Im hoping to make a start on the neck. This will involve cutting the wood to the right thickness and rough shape. I was then hoping to use the router table and my template to cut the profile of the neck before finishing the shaping by hand.
Ive currently just done the basic woodworking induction but Im thinking some of the jobs will involve using the machines Ive not been inducted on.
Would any of the @woodtechs be available at some point to discuss the best way forward with this project
I’ve been making some progress on the neck, here are a few picks of the process.
Howard helped me cut the neck blank down to thickness. I then used the Lazer cutter to mark out the outline and fret positions on the blank. I then roughly cut the outline of neck using a jigsaw.
Then I cut the fret slots using the Lazer etching to start the slots, this works really well!
I put in the fret dots, and cut the head stock to thickness. The madcat has a tear drop shaped walnut flourish on the headstock so I made a round wallnut rod and glued it into the headstock at roughly the right spot.
I forgot to take photos of the carving process, which was basically a cases of marking and rasping out facets along the length of the next to get the back of the neck profile, and then blending the heal and head stock using a rasp/sandpaper. The fretboard was shaped using a radiused sanding block.
Ive been making some progress on the body and its looking good, Ill post some pictures soon.
In the mean time here is the ‘finished’ neck. I stained the neck amber with water based stain and then used a brush to apply some water based polyurethane top coat.
I then level sanded the finish with some high grit sandpaper and buffed with a cloth buffing wheel in my drill/driver.
Despite my best efforts with the jointing plane the glued up body wasnt completely flat, so I went at the top and bottom surfaces with the jointing plane and surprisingly they came out pretty nicely.
Ive never really realised what a great tool the card scraper is, it fills a gap between planing and sanding. I dont think there would be a better tool for working on this binding.
I drilled out all the various holes for the wiring and sanded everything for finishing. Im feeling pretty pleased with the results
Im currently battling with getting the finish right, and the last piece in the puzzle is to cut the various acrylic scratch plates. Then its just a case of screwing it all together
I’ve been having a problem where the finish is dissolving the water based dye out of the wood and leaving ugly splodges and spreading the dye onto the undyed bits.

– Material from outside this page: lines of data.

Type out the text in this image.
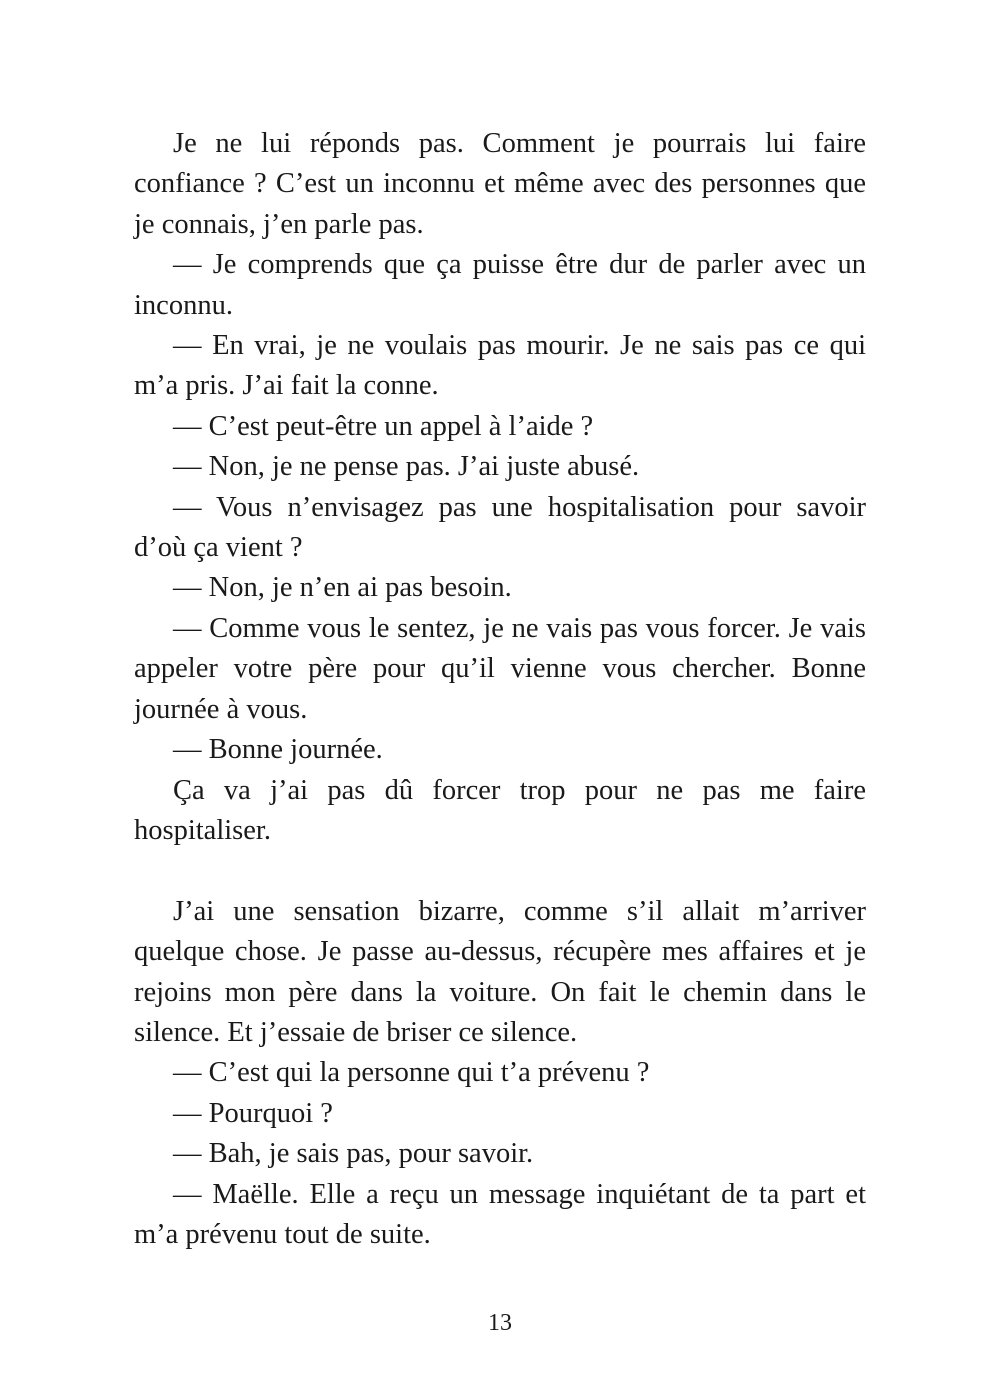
Je ne lui réponds pas. Comment je pourrais lui faire confiance ? C’est un inconnu et même avec des personnes que je connais, j’en parle pas.

— Je comprends que ça puisse être dur de parler avec un inconnu.

— En vrai, je ne voulais pas mourir. Je ne sais pas ce qui m’a pris. J’ai fait la conne.

— C’est peut-être un appel à l’aide ?

— Non, je ne pense pas. J’ai juste abusé.

— Vous n’envisagez pas une hospitalisation pour savoir d’où ça vient ?

— Non, je n’en ai pas besoin.

— Comme vous le sentez, je ne vais pas vous forcer. Je vais appeler votre père pour qu’il vienne vous chercher. Bonne journée à vous.

— Bonne journée.

Ça va j’ai pas dû forcer trop pour ne pas me faire hospitaliser.

J’ai une sensation bizarre, comme s’il allait m’arriver quelque chose. Je passe au-dessus, récupère mes affaires et je rejoins mon père dans la voiture. On fait le chemin dans le silence. Et j’essaie de briser ce silence.

— C’est qui la personne qui t’a prévenu ?

— Pourquoi ?

— Bah, je sais pas, pour savoir.

— Maëlle. Elle a reçu un message inquiétant de ta part et m’a prévenu tout de suite.

13
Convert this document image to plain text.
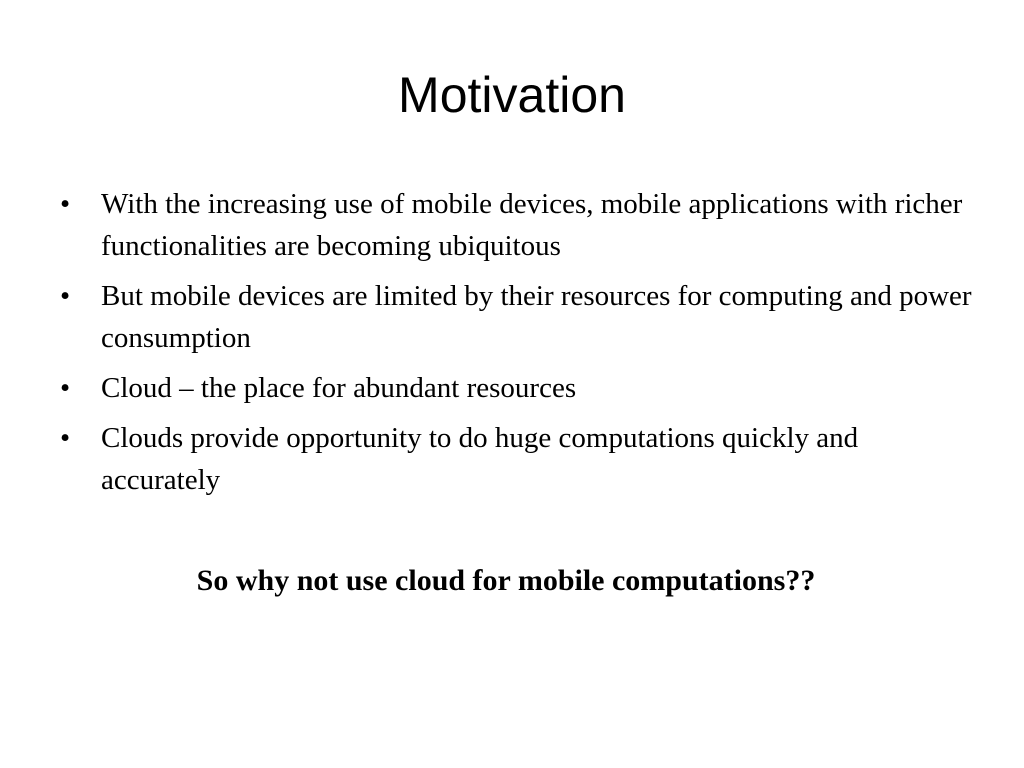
Motivation
•	With the increasing use of mobile devices, mobile applications with richer functionalities are becoming ubiquitous
•	But mobile devices are limited by their resources for computing and power consumption
•	Cloud – the place for abundant resources
•	Clouds provide opportunity to do huge computations quickly and accurately

So why not use cloud for mobile computations??
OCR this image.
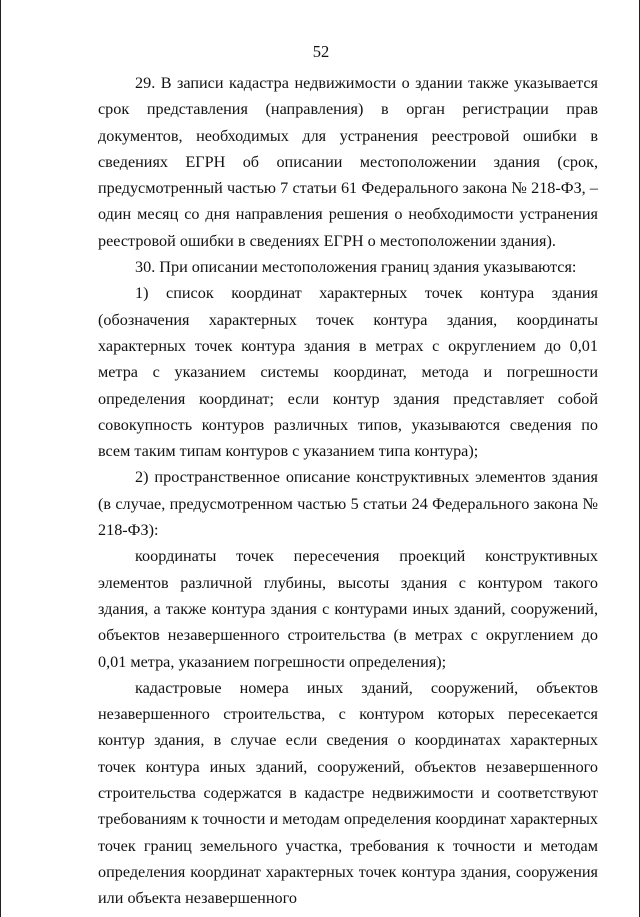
52

29. В записи кадастра недвижимости о здании также указывается срок представления (направления) в орган регистрации прав документов, необходимых для устранения реестровой ошибки в сведениях ЕГРН об описании местоположении здания (срок, предусмотренный частью 7 статьи 61 Федерального закона № 218-ФЗ, – один месяц со дня направления решения о необходимости устранения реестровой ошибки в сведениях ЕГРН о местоположении здания).

30. При описании местоположения границ здания указываются:

1) список координат характерных точек контура здания (обозначения характерных точек контура здания, координаты характерных точек контура здания в метрах с округлением до 0,01 метра с указанием системы координат, метода и погрешности определения координат; если контур здания представляет собой совокупность контуров различных типов, указываются сведения по всем таким типам контуров с указанием типа контура);

2) пространственное описание конструктивных элементов здания (в случае, предусмотренном частью 5 статьи 24 Федерального закона № 218-ФЗ):

координаты точек пересечения проекций конструктивных элементов различной глубины, высоты здания с контуром такого здания, а также контура здания с контурами иных зданий, сооружений, объектов незавершенного строительства (в метрах с округлением до 0,01 метра, указанием погрешности определения);

кадастровые номера иных зданий, сооружений, объектов незавершенного строительства, с контуром которых пересекается контур здания, в случае если сведения о координатах характерных точек контура иных зданий, сооружений, объектов незавершенного строительства содержатся в кадастре недвижимости и соответствуют требованиям к точности и методам определения координат характерных точек границ земельного участка, требования к точности и методам определения координат характерных точек контура здания, сооружения или объекта незавершенного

I’m thinking if I was spraying the finish it wouldn’t be a problem.
In the short term I got some aerosol cellulose sanding sealer to seal the dye in before brushing the poly over the top. Looks like it might have solved the problem.
If anyone has any wisdom around this aspect of finishing I would be super interested in hearing about it😁
Maybe do a test with paraloid b72. It’s used by conservators for fixing/sealing, including e,g, delicate paint on wood panels. It’s clear, and can then coat over that if needed - but might not be. Probably dissolve in 80% acetone for a protective coating.
Oil based sealer is a good way to solve the problem. However, compatibility between finishes is something which doesn’t always accord with what one imagines. It’s always best to test or check with the manufacturer.
It’s too late now but, using oil or spirit stain beneath water based finishes largely solves the issue. Or of course you could use oil based finish over water stain.
Interesting, I’m guessing I would need to spray that as well, ie the water based stain would probably dissolve in the acetone and get mushed around if you were brushing/rubbing it on?
If I had a spray gun I think I could just spray a thin coat of watered down top coat which would be ideal I guess for compatibility reasons.